Xu Wenjing, album de peintures, détail-1

Xu Wenjing, 12e des 108 quatrains en souvenir du lac de l’Ouest


只釣相思不釣愁
一竿烟水六橋頭
而今最憶垂香餌
非我非魚盡上鉤

Je pêchais par amour

Je pêchais par amour, non par mélancolie.
Je vois encore mon appât suspendu
Sur l’eau brumeuse des Six ponts,
Oublieux de moi-même et des poissons qui affluaient.

Préface aux poèmes à chanter de Monsieur Xu Wenjing.

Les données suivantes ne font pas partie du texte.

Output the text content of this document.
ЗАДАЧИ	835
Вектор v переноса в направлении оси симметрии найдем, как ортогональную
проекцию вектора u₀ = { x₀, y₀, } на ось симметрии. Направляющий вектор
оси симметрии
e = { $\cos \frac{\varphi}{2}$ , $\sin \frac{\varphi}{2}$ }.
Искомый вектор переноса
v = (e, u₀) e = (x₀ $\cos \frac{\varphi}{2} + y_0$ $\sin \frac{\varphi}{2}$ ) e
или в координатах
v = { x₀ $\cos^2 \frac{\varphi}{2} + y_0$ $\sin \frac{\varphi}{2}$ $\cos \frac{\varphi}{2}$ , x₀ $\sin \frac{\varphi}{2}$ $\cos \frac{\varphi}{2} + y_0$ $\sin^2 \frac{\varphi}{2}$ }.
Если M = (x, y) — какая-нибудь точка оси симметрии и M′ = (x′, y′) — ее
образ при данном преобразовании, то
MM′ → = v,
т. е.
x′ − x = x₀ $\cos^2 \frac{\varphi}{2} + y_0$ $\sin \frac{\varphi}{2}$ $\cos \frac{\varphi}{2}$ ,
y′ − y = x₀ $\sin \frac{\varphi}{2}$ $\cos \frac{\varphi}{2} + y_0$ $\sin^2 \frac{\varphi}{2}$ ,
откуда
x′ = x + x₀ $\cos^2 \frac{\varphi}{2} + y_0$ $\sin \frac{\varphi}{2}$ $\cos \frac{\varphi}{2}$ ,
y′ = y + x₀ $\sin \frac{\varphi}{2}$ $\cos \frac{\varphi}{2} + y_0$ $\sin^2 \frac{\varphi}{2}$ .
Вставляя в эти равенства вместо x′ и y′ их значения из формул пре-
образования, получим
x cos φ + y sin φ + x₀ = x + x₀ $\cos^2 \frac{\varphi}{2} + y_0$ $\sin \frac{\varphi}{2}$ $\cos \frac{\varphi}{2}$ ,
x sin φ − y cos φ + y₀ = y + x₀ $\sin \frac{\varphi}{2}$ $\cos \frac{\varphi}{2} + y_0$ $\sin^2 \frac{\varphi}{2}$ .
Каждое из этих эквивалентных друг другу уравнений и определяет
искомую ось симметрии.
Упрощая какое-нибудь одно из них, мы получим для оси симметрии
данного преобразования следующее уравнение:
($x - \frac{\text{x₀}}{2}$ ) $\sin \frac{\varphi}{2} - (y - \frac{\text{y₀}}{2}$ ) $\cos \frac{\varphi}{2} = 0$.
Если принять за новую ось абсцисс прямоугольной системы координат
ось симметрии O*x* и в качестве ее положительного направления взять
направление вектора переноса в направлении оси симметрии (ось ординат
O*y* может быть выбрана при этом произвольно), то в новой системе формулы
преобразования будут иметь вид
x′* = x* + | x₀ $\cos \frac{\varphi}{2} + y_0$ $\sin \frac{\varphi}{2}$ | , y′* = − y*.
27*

Lorsque l’on est ému, l’émotion qui nous gagne s’extériorise et se traduit par des sons; ces sons, à leur tour, deviennent des mots. Aussi, il est dit que les mots sont les sons du cœur.
Ces mots, quand ils sont issus de l’inspiration d’un poète, ont souvent le pouvoir d’ébranler durablement le lecteur.
Il arrive qu’ayant apprécié un texte, on ait envie de rencontrer son auteur. Le plaisir de lire son œuvre s’en trouve alors redoublé.

Après la publication, l’an dernier, des Cent poèmes en souvenir du lac de l’Ouest, nombreux sont les lecteurs qui souhaiteraient connaître Monsieur Xu Wenjing.

Or, Mr Xu annonce qu’il a l’intention de publier ses poèmes à chanter. Il voudrait que je lui fasse une préface. Je ne crois pas avoir les qualités requises pour accomplir une telle tâche, je lui ai donc répondu que je ne pouvais accepter; mais il insiste: « Il n’y a aucun mal à ce que vous écriviez simplement les choses telles que vous les sentez ».

Mr Xu a vécu les troubles de la guerre et connu une longue errance qui l’a finalement mené de ce côté du monde. Depuis dix ans, il vit ici, loin des siens. A ses soucis s’ajoute maintenant la cécité. Il ne peut plus peindre, faire de la calligraphie ou graver des sceaux.

A part le qin, pour exprimer ses émotions, il lui reste la création poétique. Si après avoir joué, le sommeil ne vient pas, il médite en silence et de nouveaux vers surgissent en lui. Quant aux poèmes improvisés au cours de ses promenades, ou lors d’une réunion avec ses amis, ils sont toujours saisissants de beauté.

Avec le temps, ces poèmes se sont accumulés. Chaque mot, chaque vers, traduisent toujours une émotion profonde.

Nombreuses sont ici les personnes qui, comme Mr Xu, vivent les affres de l’exil. Il est impossible que la lecture de ces poèmes les laisse indifférents. Impossible aussi qu’après les avoir lu, ils n’aient pas le désir de connaître leur auteur. Impossible encore, me semble-t-il, qu’après avoir rencontré l’auteur et relu ses poèmes, leur plaisir ne soit redoublé.

«Préface aux poèmes à chanter de Monsieur Xu Wenjing», manuscrit de Cai laoshi.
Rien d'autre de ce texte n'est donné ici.